We spend so much time wishing our mental illnesses away and for what? They aren’t going anywhere. We wish we didn’t have to take medications. Wish there weren’t side effects. Hate therapy. Get nervous about visiting out psychiatrist. All true for me as well.
But I don’t want to be “normal” (whatever that is). It isn’t that I choose to be mentally ill. I just am not wishing on every star in the sky hoping things are going to change. I have reached the magic land of acceptance and I promise, when you do, it is incredibly easier to navigate the ever-changing moods and anxiety and depression, etc.

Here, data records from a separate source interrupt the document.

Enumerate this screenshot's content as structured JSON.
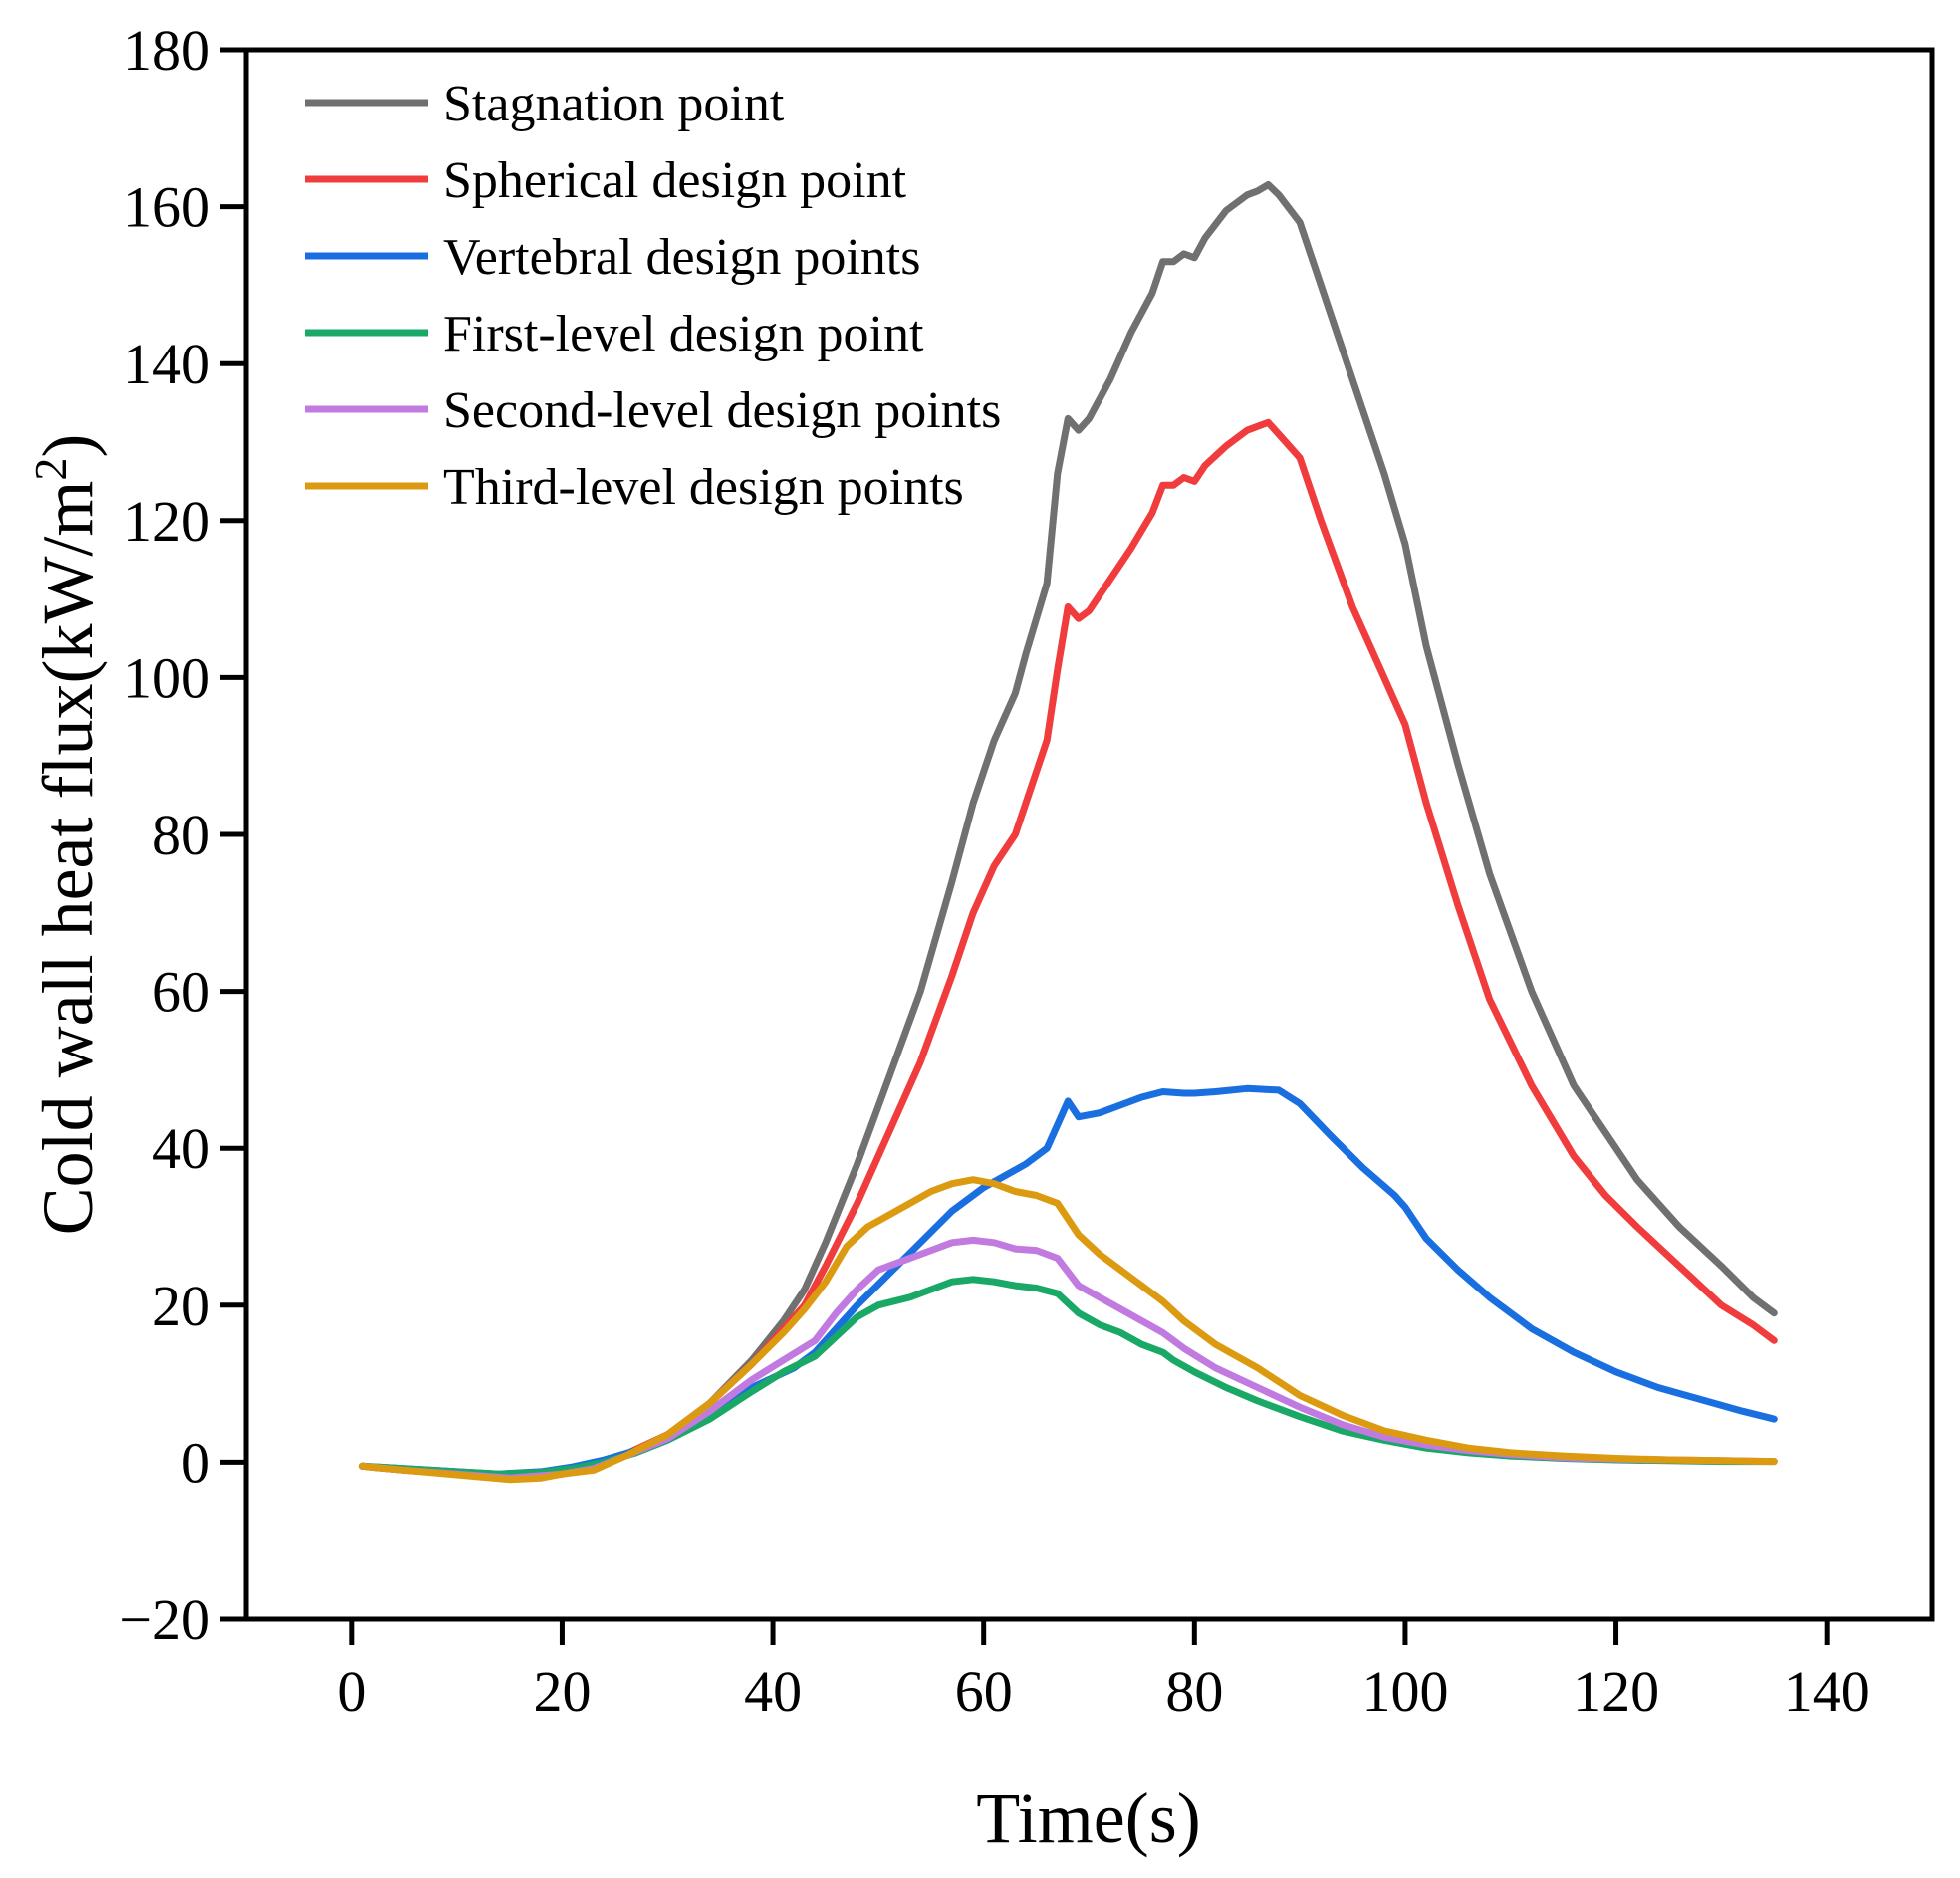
{
  "chart_data": {
    "type": "line",
    "title": "",
    "xlabel": "Time(s)",
    "ylabel": "Cold wall heat flux(kW/m",
    "ylabel_superscript": "2",
    "ylabel_close": ")",
    "xlim": [
      -10,
      150
    ],
    "ylim": [
      -20,
      180
    ],
    "xticks": [
      0,
      20,
      40,
      60,
      80,
      100,
      120,
      140
    ],
    "yticks": [
      -20,
      0,
      20,
      40,
      60,
      80,
      100,
      120,
      140,
      160,
      180
    ],
    "xtick_labels": [
      "0",
      "20",
      "40",
      "60",
      "80",
      "100",
      "120",
      "140"
    ],
    "ytick_labels": [
      "−20",
      "0",
      "20",
      "40",
      "60",
      "80",
      "100",
      "120",
      "140",
      "160",
      "180"
    ],
    "grid": false,
    "legend_position": "top-left",
    "series": [
      {
        "name": "Stagnation point",
        "color": "#707070",
        "points": [
          [
            1,
            -0.5
          ],
          [
            5,
            -1
          ],
          [
            10,
            -1.5
          ],
          [
            15,
            -2
          ],
          [
            20,
            -1.5
          ],
          [
            23,
            -0.5
          ],
          [
            26,
            1
          ],
          [
            30,
            3.5
          ],
          [
            34,
            7.5
          ],
          [
            38,
            13
          ],
          [
            41,
            18
          ],
          [
            43,
            22
          ],
          [
            45,
            28
          ],
          [
            48,
            38
          ],
          [
            51,
            49
          ],
          [
            54,
            60
          ],
          [
            57,
            74
          ],
          [
            59,
            84
          ],
          [
            61,
            92
          ],
          [
            63,
            98
          ],
          [
            64,
            103
          ],
          [
            66,
            112
          ],
          [
            67,
            126
          ],
          [
            68,
            133
          ],
          [
            69,
            131.5
          ],
          [
            70,
            133
          ],
          [
            72,
            138
          ],
          [
            74,
            144
          ],
          [
            76,
            149
          ],
          [
            77,
            153
          ],
          [
            78,
            153
          ],
          [
            79,
            154
          ],
          [
            80,
            153.5
          ],
          [
            81,
            156
          ],
          [
            83,
            159.5
          ],
          [
            85,
            161.5
          ],
          [
            86,
            162
          ],
          [
            87,
            162.8
          ],
          [
            88,
            161.5
          ],
          [
            90,
            158
          ],
          [
            92,
            150
          ],
          [
            95,
            138
          ],
          [
            98,
            126
          ],
          [
            100,
            117
          ],
          [
            102,
            104
          ],
          [
            105,
            89
          ],
          [
            108,
            75
          ],
          [
            112,
            60
          ],
          [
            116,
            48
          ],
          [
            119,
            42
          ],
          [
            122,
            36
          ],
          [
            126,
            30
          ],
          [
            130,
            25
          ],
          [
            133,
            21
          ],
          [
            135,
            19
          ]
        ]
      },
      {
        "name": "Spherical design point",
        "color": "#f03c3c",
        "points": [
          [
            1,
            -0.5
          ],
          [
            5,
            -1
          ],
          [
            10,
            -1.5
          ],
          [
            15,
            -2
          ],
          [
            20,
            -1.5
          ],
          [
            23,
            -0.5
          ],
          [
            26,
            1
          ],
          [
            30,
            3.5
          ],
          [
            34,
            7.5
          ],
          [
            38,
            12.5
          ],
          [
            41,
            17
          ],
          [
            43,
            20
          ],
          [
            45,
            25
          ],
          [
            48,
            33
          ],
          [
            51,
            42
          ],
          [
            54,
            51
          ],
          [
            57,
            62
          ],
          [
            59,
            70
          ],
          [
            61,
            76
          ],
          [
            63,
            80
          ],
          [
            64,
            84
          ],
          [
            66,
            92
          ],
          [
            67,
            101
          ],
          [
            68,
            109
          ],
          [
            69,
            107.5
          ],
          [
            70,
            108.5
          ],
          [
            72,
            112.5
          ],
          [
            74,
            116.5
          ],
          [
            76,
            121
          ],
          [
            77,
            124.5
          ],
          [
            78,
            124.5
          ],
          [
            79,
            125.5
          ],
          [
            80,
            125
          ],
          [
            81,
            127
          ],
          [
            83,
            129.5
          ],
          [
            85,
            131.5
          ],
          [
            86,
            132
          ],
          [
            87,
            132.5
          ],
          [
            88,
            131
          ],
          [
            90,
            128
          ],
          [
            92,
            120
          ],
          [
            95,
            109
          ],
          [
            98,
            100
          ],
          [
            100,
            94
          ],
          [
            102,
            84
          ],
          [
            105,
            71
          ],
          [
            108,
            59
          ],
          [
            112,
            48
          ],
          [
            116,
            39
          ],
          [
            119,
            34
          ],
          [
            122,
            30
          ],
          [
            126,
            25
          ],
          [
            130,
            20
          ],
          [
            133,
            17.5
          ],
          [
            135,
            15.5
          ]
        ]
      },
      {
        "name": "Vertebral design points",
        "color": "#1a6fe0",
        "points": [
          [
            1,
            -0.5
          ],
          [
            5,
            -0.8
          ],
          [
            10,
            -1.2
          ],
          [
            14,
            -1.5
          ],
          [
            18,
            -1.2
          ],
          [
            21,
            -0.6
          ],
          [
            24,
            0.3
          ],
          [
            27,
            1.5
          ],
          [
            30,
            3
          ],
          [
            34,
            6
          ],
          [
            38,
            9.5
          ],
          [
            42,
            12
          ],
          [
            44,
            14
          ],
          [
            46,
            17
          ],
          [
            48,
            20
          ],
          [
            51,
            24
          ],
          [
            54,
            28
          ],
          [
            57,
            32
          ],
          [
            60,
            35
          ],
          [
            62,
            36.5
          ],
          [
            64,
            38
          ],
          [
            66,
            40
          ],
          [
            67,
            43
          ],
          [
            68,
            46
          ],
          [
            69,
            44
          ],
          [
            71,
            44.5
          ],
          [
            73,
            45.5
          ],
          [
            75,
            46.5
          ],
          [
            77,
            47.2
          ],
          [
            79,
            47
          ],
          [
            80,
            47
          ],
          [
            82,
            47.2
          ],
          [
            85,
            47.6
          ],
          [
            88,
            47.4
          ],
          [
            90,
            45.7
          ],
          [
            93,
            41.5
          ],
          [
            96,
            37.5
          ],
          [
            99,
            34
          ],
          [
            100,
            32.5
          ],
          [
            102,
            28.5
          ],
          [
            105,
            24.5
          ],
          [
            108,
            21
          ],
          [
            112,
            17
          ],
          [
            116,
            14
          ],
          [
            120,
            11.5
          ],
          [
            124,
            9.5
          ],
          [
            128,
            8
          ],
          [
            132,
            6.5
          ],
          [
            135,
            5.5
          ]
        ]
      },
      {
        "name": "First-level design point",
        "color": "#1aa866",
        "points": [
          [
            1,
            -0.5
          ],
          [
            5,
            -0.8
          ],
          [
            10,
            -1.2
          ],
          [
            14,
            -1.5
          ],
          [
            18,
            -1.3
          ],
          [
            21,
            -0.8
          ],
          [
            24,
            0
          ],
          [
            27,
            1.2
          ],
          [
            30,
            2.8
          ],
          [
            34,
            5.5
          ],
          [
            38,
            9
          ],
          [
            41,
            11.5
          ],
          [
            44,
            13.5
          ],
          [
            46,
            16
          ],
          [
            48,
            18.5
          ],
          [
            50,
            20
          ],
          [
            53,
            21
          ],
          [
            55,
            22
          ],
          [
            57,
            23
          ],
          [
            59,
            23.3
          ],
          [
            61,
            23
          ],
          [
            63,
            22.5
          ],
          [
            65,
            22.2
          ],
          [
            67,
            21.5
          ],
          [
            69,
            19
          ],
          [
            71,
            17.5
          ],
          [
            73,
            16.5
          ],
          [
            75,
            15
          ],
          [
            77,
            14
          ],
          [
            78,
            13
          ],
          [
            80,
            11.5
          ],
          [
            83,
            9.5
          ],
          [
            86,
            7.8
          ],
          [
            90,
            5.8
          ],
          [
            94,
            4
          ],
          [
            98,
            2.8
          ],
          [
            102,
            1.8
          ],
          [
            106,
            1.2
          ],
          [
            110,
            0.8
          ],
          [
            115,
            0.5
          ],
          [
            120,
            0.3
          ],
          [
            125,
            0.2
          ],
          [
            130,
            0.1
          ],
          [
            135,
            0.1
          ]
        ]
      },
      {
        "name": "Second-level design points",
        "color": "#c07ae0",
        "points": [
          [
            1,
            -0.5
          ],
          [
            5,
            -1
          ],
          [
            10,
            -1.5
          ],
          [
            15,
            -2
          ],
          [
            20,
            -1.5
          ],
          [
            23,
            -0.8
          ],
          [
            26,
            0.8
          ],
          [
            30,
            3
          ],
          [
            34,
            6.5
          ],
          [
            38,
            10.5
          ],
          [
            41,
            13
          ],
          [
            44,
            15.5
          ],
          [
            46,
            19
          ],
          [
            48,
            22
          ],
          [
            50,
            24.5
          ],
          [
            53,
            26
          ],
          [
            55,
            27
          ],
          [
            57,
            28
          ],
          [
            59,
            28.3
          ],
          [
            61,
            28
          ],
          [
            63,
            27.2
          ],
          [
            65,
            27
          ],
          [
            67,
            26
          ],
          [
            69,
            22.5
          ],
          [
            71,
            21
          ],
          [
            73,
            19.5
          ],
          [
            75,
            18
          ],
          [
            77,
            16.5
          ],
          [
            79,
            14.5
          ],
          [
            82,
            12
          ],
          [
            86,
            9.5
          ],
          [
            90,
            7
          ],
          [
            94,
            4.8
          ],
          [
            98,
            3.2
          ],
          [
            102,
            2.2
          ],
          [
            106,
            1.5
          ],
          [
            110,
            1
          ],
          [
            115,
            0.6
          ],
          [
            120,
            0.4
          ],
          [
            125,
            0.3
          ],
          [
            130,
            0.2
          ],
          [
            135,
            0.1
          ]
        ]
      },
      {
        "name": "Third-level design points",
        "color": "#dc9a10",
        "points": [
          [
            1,
            -0.5
          ],
          [
            5,
            -1
          ],
          [
            10,
            -1.6
          ],
          [
            15,
            -2.2
          ],
          [
            18,
            -2
          ],
          [
            20,
            -1.5
          ],
          [
            23,
            -1
          ],
          [
            26,
            0.8
          ],
          [
            30,
            3.5
          ],
          [
            34,
            7.5
          ],
          [
            38,
            12.5
          ],
          [
            41,
            16.5
          ],
          [
            43,
            19.5
          ],
          [
            45,
            23
          ],
          [
            47,
            27.5
          ],
          [
            49,
            30
          ],
          [
            51,
            31.5
          ],
          [
            53,
            33
          ],
          [
            55,
            34.5
          ],
          [
            57,
            35.5
          ],
          [
            59,
            36
          ],
          [
            61,
            35.5
          ],
          [
            63,
            34.5
          ],
          [
            65,
            34
          ],
          [
            67,
            33
          ],
          [
            69,
            29
          ],
          [
            71,
            26.5
          ],
          [
            73,
            24.5
          ],
          [
            75,
            22.5
          ],
          [
            77,
            20.5
          ],
          [
            79,
            18
          ],
          [
            82,
            15
          ],
          [
            86,
            12
          ],
          [
            90,
            8.5
          ],
          [
            94,
            6
          ],
          [
            98,
            4
          ],
          [
            102,
            2.8
          ],
          [
            106,
            1.8
          ],
          [
            110,
            1.2
          ],
          [
            115,
            0.8
          ],
          [
            120,
            0.5
          ],
          [
            125,
            0.3
          ],
          [
            130,
            0.2
          ],
          [
            135,
            0.1
          ]
        ]
      }
    ]
  }
}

I have learned SO MUCH from my illness. I have been depressed. I have been suicidal. I have tried to commit suicide on more than one occasion. I have been in the ICU twice. I lived. And here is what I learned from all that: Sometimes people feel so bad they feel hopeless, like his or her life is never going to get better or that the hole the dug himself or herself into is too deep to get out. I’ve learned an empathy for people I never felt as deeply before I became ill. I know now what can help and what is wasted breath.
I know more that I really care to about impulsivity. How quickly things can change. How I have to watch myself for signs of quick changes in my moods and actions.
I’ve been afforded opportunities I never would have had if I were not ill. For example, there would be no “Beautifully Bipolar” blog. There would be no memoir of living with these mental illnesses of mine. I would have never had the chance to be in the inaugural cast of ‘This Is My Brave,’ in which I stood up before hundreds of people in the D.C. area and told my story of mental illness. I’d like to believe that I affect lives and that when my book is published I will affect more. If I was “normal” I’d never had so much to share.
I have also been given the gift of friendships and acquaintances of others with mental illness. Sometimes you email me. Sometimes you simply comment on a post and it keeps me going. Or sometimes our paths cross and I put your number in my phone for when you need me or I need you. You are a blessing in my life.
So sure, life would be easier if I was “normal,” but it wouldn’t be better. For the reasons I’ve listed and those my brain can’t quite latch onto at this moment, I am a better person. I love myself with an unquestionable passion because of all I have been through. I understand both you and I better because of my mental illnesses.